Révision constitutionnelle : Journée décisive à l'Assemblée ce lundi

29 - Juin - 2026

L'hémicycle s'apprête à vivre une séance plénière décisive ce lundi 29 juin 2026. Les députés se réunissent pour examiner et voter une proposition de loi portant révision constitutionnelle, un texte qui redéfinit l'équilibre des pouvoirs entre l'Exécutif et le Législatif. Cette initiative parlementaire intervient dans un contexte de désaccord politique marqué entre le président de la République, Bassirou Diomaye Faye, et le président de l’Assemblée nationale, Ousmane Sonko, un mois après le départ de ce dernier de la primature.

L'examen de cette réforme par la Commission des lois a mis en évidence une volonté de rééquilibrer les prérogatives institutionnelles. L'une des modifications majeures concerne le statut du chef de l'État, qui ne pourra plus diriger un parti politique ou une coalition. De plus, l’élaboration du programme de gouvernement devra désormais se faire en concertation avec le Premier ministre, qui récupère par ailleurs le pouvoir de nomination aux emplois civils. Le texte introduit également des verrous techniques importants, notamment la modification de l'article 87 pour stipuler que la dissolution de l'Assemblée nationale ne peut intervenir qu’une seule fois au cours d'un même mandat présidentiel. En parallèle, l'amendement de l'article 86 encadre le recours à la motion de censure à deux tentatives par an au maximum, tout en instaurant un mécanisme d'engagement de responsabilité financière inspiré du modèle français pour faciliter l'adoption des lois de finances.

Cette réorganisation de l'architecture étatique suscite de vives réactions de la part de la coalition présidentielle Diomaye Président. Réunie en conférence des leaders ce dimanche 28 juin, la coordinatrice de la coalition, Aminata Touré, accompagnée de figures telles que l'avocat Abdoulaye Tine, a dénoncé une tentative de dénaturer la mouture originale issue du dialogue national sur la justice. Elle estime que le projet initial a été altéré en commission afin de transférer indûment les pouvoirs du président de la République vers le Parlement, affirmant que « le projet présenté par le président a été tout simplement détourné » et qu'« à travers ces amendements, le texte est devenu méconnaissable ».

Face à ce qu'elle assimile à une manœuvre politique, l'ancienne Première ministre a rappelé que le président conserve la prérogative de consulter directement l'arbitrage populaire par le biais d'un référendum, prévenant que « le peuple sénégalais n'acceptera pas qu'on lui impose un régime parlementaire déguisé » et que « si nécessaire, nous irons au référendum ». Elle a par ailleurs déploré que l'agenda législatif se focalise sur ces questions alors que « les agriculteurs attendent des semences, les jeunes cherchent des emplois et les familles sont étouffées par la cherté de la vie ».

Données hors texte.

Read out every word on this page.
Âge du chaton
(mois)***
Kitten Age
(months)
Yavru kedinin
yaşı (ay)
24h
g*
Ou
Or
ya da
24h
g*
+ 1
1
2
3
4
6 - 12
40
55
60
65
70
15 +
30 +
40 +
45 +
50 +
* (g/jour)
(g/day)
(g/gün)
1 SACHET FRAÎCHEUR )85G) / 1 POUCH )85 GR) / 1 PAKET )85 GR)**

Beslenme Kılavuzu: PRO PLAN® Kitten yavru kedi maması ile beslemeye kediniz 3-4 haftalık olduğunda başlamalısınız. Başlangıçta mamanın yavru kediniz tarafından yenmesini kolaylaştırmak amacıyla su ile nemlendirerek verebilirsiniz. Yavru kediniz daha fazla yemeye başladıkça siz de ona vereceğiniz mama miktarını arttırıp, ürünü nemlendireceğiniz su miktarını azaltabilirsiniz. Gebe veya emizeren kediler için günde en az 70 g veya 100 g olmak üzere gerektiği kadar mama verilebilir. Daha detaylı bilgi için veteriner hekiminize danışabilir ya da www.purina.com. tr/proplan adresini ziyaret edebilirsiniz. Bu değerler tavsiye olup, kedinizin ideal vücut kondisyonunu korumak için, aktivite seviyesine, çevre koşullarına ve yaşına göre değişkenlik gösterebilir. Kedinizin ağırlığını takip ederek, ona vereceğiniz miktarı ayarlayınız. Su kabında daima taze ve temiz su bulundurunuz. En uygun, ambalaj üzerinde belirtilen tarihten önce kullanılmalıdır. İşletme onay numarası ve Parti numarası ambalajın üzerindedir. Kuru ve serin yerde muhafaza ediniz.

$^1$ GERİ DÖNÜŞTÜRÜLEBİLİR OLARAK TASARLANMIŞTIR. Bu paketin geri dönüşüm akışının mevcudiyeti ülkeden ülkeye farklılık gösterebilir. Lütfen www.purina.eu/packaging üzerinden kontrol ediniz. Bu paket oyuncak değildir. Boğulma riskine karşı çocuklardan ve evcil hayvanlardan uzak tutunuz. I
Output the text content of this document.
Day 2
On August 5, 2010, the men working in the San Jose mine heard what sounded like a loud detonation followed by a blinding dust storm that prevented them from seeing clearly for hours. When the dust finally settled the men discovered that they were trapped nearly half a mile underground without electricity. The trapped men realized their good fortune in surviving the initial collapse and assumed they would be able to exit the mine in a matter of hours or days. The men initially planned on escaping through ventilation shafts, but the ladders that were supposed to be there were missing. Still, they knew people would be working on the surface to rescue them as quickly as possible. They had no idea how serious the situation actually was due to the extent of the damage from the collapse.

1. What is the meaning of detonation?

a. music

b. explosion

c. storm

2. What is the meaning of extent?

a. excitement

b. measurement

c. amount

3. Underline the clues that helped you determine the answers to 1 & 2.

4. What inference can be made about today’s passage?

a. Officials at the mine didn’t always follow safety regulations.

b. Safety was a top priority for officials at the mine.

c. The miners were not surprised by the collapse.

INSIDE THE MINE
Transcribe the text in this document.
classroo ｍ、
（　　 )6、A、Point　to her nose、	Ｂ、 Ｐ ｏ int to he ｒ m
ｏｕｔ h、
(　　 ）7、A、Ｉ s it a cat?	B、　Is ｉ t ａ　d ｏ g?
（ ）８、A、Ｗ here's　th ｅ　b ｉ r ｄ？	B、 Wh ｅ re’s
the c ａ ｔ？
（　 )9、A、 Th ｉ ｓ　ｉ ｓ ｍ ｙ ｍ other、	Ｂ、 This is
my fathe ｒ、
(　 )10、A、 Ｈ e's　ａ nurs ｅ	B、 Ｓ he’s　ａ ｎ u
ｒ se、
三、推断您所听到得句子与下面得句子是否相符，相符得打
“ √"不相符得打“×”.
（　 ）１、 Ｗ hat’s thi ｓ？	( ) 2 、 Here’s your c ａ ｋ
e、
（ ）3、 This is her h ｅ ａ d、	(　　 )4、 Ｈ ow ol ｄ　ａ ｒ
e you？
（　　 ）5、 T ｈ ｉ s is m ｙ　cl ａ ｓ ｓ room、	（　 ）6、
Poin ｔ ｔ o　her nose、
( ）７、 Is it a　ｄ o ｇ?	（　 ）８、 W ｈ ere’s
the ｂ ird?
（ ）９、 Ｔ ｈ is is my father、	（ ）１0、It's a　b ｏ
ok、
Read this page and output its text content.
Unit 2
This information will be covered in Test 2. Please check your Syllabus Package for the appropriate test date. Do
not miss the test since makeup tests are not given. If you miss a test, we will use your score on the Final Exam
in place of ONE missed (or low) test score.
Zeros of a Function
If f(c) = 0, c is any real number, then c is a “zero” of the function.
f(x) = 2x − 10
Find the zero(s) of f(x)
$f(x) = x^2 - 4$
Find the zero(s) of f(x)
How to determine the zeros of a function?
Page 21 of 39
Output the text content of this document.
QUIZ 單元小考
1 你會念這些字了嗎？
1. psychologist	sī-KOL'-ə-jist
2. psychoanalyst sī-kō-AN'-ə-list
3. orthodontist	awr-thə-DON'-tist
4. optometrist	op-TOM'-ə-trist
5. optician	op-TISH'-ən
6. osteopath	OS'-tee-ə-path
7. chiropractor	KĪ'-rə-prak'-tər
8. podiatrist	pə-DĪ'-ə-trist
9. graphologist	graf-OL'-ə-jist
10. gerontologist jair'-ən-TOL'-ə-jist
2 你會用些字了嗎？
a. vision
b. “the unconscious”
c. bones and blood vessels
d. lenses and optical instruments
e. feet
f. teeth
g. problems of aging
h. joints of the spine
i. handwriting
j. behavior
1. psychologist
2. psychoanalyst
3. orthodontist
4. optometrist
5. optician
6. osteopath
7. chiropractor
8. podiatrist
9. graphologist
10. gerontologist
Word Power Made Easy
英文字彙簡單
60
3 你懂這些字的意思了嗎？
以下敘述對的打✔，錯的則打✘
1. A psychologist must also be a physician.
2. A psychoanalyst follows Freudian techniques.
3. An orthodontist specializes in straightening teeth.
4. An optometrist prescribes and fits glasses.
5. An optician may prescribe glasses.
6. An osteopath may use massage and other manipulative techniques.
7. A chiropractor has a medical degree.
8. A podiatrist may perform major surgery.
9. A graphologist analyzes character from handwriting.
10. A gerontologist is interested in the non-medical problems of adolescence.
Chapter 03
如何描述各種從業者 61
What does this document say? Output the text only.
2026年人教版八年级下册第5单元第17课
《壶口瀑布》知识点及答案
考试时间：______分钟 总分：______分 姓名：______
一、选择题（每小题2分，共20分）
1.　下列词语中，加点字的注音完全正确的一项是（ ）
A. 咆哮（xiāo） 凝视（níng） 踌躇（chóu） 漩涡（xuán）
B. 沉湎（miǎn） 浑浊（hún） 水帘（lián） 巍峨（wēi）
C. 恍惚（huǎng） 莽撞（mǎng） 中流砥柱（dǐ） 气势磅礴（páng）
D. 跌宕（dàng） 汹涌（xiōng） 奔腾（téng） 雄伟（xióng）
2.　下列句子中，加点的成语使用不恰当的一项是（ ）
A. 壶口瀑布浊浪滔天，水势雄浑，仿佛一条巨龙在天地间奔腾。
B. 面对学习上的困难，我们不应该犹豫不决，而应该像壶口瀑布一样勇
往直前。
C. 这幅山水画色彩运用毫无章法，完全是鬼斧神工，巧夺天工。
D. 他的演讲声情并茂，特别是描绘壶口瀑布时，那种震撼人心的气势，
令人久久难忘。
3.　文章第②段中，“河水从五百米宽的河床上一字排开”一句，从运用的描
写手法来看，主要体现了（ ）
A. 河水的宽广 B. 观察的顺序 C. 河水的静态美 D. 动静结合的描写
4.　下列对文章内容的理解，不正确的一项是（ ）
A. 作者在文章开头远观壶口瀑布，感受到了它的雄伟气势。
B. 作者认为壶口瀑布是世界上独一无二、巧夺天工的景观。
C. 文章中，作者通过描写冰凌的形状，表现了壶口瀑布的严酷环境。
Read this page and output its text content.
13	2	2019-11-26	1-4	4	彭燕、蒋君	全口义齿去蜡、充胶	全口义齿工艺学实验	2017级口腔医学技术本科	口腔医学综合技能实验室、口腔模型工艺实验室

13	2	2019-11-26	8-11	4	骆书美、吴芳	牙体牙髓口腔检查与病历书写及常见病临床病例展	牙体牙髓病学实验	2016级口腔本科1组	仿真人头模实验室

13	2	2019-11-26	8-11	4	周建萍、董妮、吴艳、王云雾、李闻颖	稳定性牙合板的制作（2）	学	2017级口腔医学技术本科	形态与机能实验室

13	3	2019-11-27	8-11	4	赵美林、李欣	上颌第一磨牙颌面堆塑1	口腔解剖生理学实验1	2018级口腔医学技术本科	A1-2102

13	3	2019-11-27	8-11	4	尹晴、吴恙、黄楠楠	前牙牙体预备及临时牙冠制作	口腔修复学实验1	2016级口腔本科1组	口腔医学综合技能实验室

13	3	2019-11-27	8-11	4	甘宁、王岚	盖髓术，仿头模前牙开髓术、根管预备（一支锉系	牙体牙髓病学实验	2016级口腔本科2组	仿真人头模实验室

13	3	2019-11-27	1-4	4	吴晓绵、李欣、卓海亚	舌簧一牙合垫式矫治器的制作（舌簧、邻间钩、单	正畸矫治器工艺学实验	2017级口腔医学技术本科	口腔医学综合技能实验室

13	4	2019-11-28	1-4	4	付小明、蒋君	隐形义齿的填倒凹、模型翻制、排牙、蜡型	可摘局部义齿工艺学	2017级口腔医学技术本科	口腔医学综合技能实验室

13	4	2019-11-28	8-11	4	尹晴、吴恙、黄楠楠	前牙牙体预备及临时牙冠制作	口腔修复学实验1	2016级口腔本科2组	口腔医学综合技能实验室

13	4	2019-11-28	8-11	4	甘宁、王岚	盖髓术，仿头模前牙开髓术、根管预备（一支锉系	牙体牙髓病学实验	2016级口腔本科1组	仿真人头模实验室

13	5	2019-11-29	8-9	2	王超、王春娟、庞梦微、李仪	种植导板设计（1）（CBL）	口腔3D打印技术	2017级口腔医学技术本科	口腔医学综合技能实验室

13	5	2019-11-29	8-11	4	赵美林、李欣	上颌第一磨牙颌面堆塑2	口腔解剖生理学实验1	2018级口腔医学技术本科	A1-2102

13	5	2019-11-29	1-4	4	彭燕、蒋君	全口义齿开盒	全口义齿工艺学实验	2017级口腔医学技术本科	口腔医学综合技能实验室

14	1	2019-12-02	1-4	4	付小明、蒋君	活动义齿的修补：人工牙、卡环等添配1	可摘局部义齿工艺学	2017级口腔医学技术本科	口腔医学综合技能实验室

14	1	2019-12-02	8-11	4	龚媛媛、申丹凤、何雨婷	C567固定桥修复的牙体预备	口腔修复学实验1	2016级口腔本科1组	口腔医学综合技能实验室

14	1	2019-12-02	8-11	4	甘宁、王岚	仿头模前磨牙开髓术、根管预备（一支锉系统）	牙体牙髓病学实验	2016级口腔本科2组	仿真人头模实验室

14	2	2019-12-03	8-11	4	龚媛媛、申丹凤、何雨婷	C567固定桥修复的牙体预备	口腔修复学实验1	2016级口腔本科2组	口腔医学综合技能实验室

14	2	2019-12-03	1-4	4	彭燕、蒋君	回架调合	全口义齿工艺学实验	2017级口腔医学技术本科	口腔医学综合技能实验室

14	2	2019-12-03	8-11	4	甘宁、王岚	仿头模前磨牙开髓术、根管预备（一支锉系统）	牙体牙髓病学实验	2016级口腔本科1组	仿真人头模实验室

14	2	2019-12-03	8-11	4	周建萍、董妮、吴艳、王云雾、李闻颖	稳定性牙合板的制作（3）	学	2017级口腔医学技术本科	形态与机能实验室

Du côté de l'opposition et de la société civile, les critiques s'articulent principalement autour de la méthode employée. Seydou Guèye, porte-parole de l'Alliance pour la République (APR), soutient qu'une telle refonte de la charte fondamentale aurait dû faire l'objet d'une consultation référendaire préalable plutôt que d'une procédure parlementaire d'urgence. L'ancien ministre Serigne Mbaye Thiam redoute quant à lui la mise en place d'un régime hybride, propice aux blocages institutionnels.

Cette contestation trouve un écho auprès de mouvements citoyens comme Y en a marre, qui dénonce fermement « un manque de transparence flagrant » et « un forcing politique inacceptable qui exclut les citoyens des choix fondamentaux de la nation ».

Le tout nouveau cadre unitaire Aar Sunu République, qui regroupe des syndicats et des organisations de la société civile, exige également le retrait immédiat du texte et a annoncé l'organisation d'une manifestation citoyenne le vendredi 10 juillet prochain à Dakar.

À l'approche du vote, la tension s'est déplacée vers le terrain de la mobilisation citoyenne. Les instances de la majorité parlementaire ont diffusé des messages clairs, appelant à une « mobilisation générale » de « tous les patriotes » devant les grilles de l'Assemblée nationale pour faire rempart autour de leurs députés. Le maire de Dakar, Abass Fall, a invité les citoyens à se joindre à ce rassemblement de manière pacifique, lançant un appel solennel : « Dans le calme et la sérénité, allons soutenir nos députés demain pour le vote de la proposition de loi portant réforme constitutionnelle. Pas d'effigies de parti, pas de slogans partisans ! Seul le peuple compte ! ».